Yine Heron görüntülerinde aydınlatma atışı ve kaçakçıların olduğu yöne doğru top atışı yapıldığı, kaçakçıların buna rağmen, kaçakçıyız mesajı vererek tek sıra halinde yürüyüşe geçtiğinin net olarak görüldüğü belirtiliyor.
Heron görüntüleriyle ilgili ikinci çarpıcı ayrıntı görüntülerin yerel unsurlar tarafından da seyredildiği bilgisi. Edindiğim bilgilere göre Heron görüntüleri Şırnak Tümeni’nden, Şenoba Tugay Komutanlığı’ndan, Tümen ve Tugay’ın bağlı olduğu Kolordu Komutanlığı’ndan Genelkurmay’a kadar altı-yedi farklı birimde izleniyor. Heron görüntülerini yerel birimlerin izlemesine rağmen bunların kaçakçı olduğu bilgisinin hava operasyonu kararını veren birimlere iletilip iletilmediği bilinmiyor. Bu ayrıntının savıcının önümüzdeki günlerde alacağı ifadelerle netleşeceği belirtiliyor.

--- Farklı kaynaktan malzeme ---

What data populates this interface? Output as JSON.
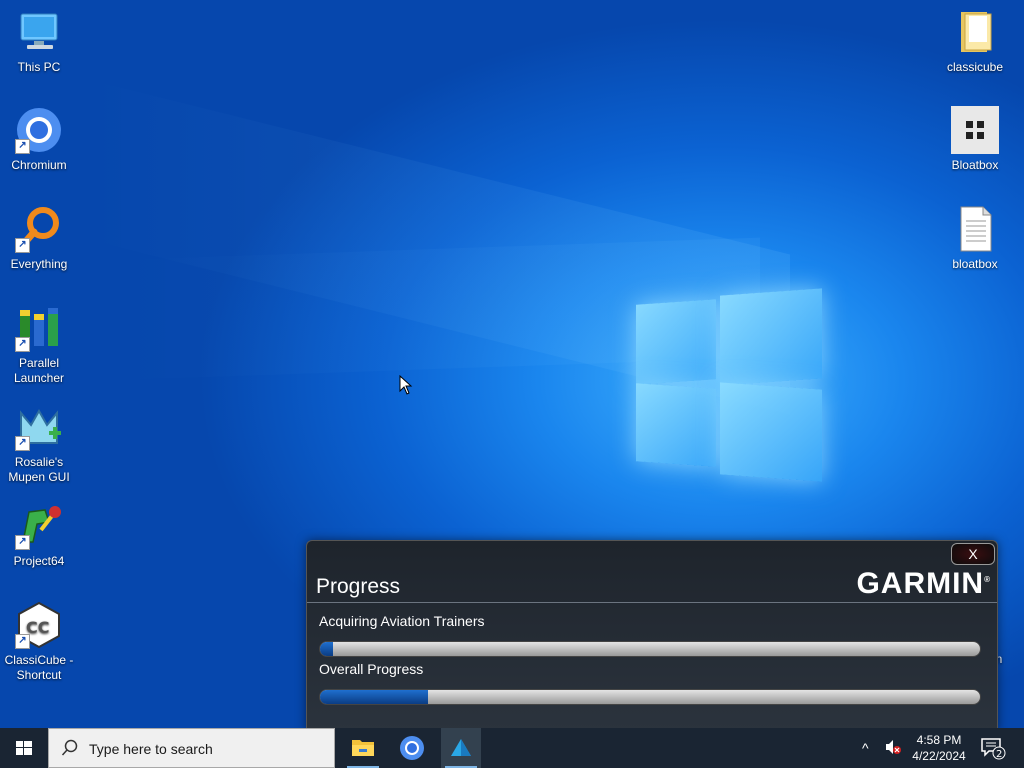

Ayrıca yapılan değerlendirmelerde terörle mücadelede bir çarpıklığın bir kez daha görüldüğü ortaya çıkıyor. Buna göre tüm bu olup bitenlerden kâğıt üzerinde Şırnak’ın güvenliğinden sorumlu birim olan İl Jandarma Komutanlığı’nın haberi yok. Şırnak’ta bulunan Tümen ve ilçedeki Tugay Heron görüntülerini izleyebiliyor ama İl Jandarma Komutanlığı yetkilileri bu görüntüleri izleyemiyor. Daha önce yazdığım ilin valisine rağmen oluşturulmuş ve valiye karşı hiçbir sorumluluğu olmayan askerî bölge komutanlıkları tümenler ve tugaylar üzerinden yürütülen terörle mücadele mantığında valiler devre dışı bırakıldığından sivillerin karar alma sürecindeki ektisi sıfır. Konuştuğum uzmanlar bırakın sivil valiyi Şırnak Jandarma Komutanlığı personeli bile bu operasyonlarda karar alma sürecinde ektin hale getirilseydi bu facia yaşanmazdı değerlendirmesini yapıyor. Uludere faciasının sivillere tamamen kapalı Genelkurmay’dan başlayıp sınır karakoluna kadar uzanan askerî birimlerin içindeki bu tuhaf yapının doğal sonucu olduğunu belirtiyorlar. Sivil yöneticilerin operasyon kararı alma sürecine mutlaka dâhil edilmesi gerektiği belirtiliyor. Yoksa daha çok Uludere faciaları yaşanabilir zira o kapalı yapı içinde kimin ne tür motivasyonla hareket ettiği hiç bir zaman bilinemez. Sivil iradeye karşı sorumlulukları olmadığından da hesap vermeleri olası değil değerlendirmesi yapılıyor.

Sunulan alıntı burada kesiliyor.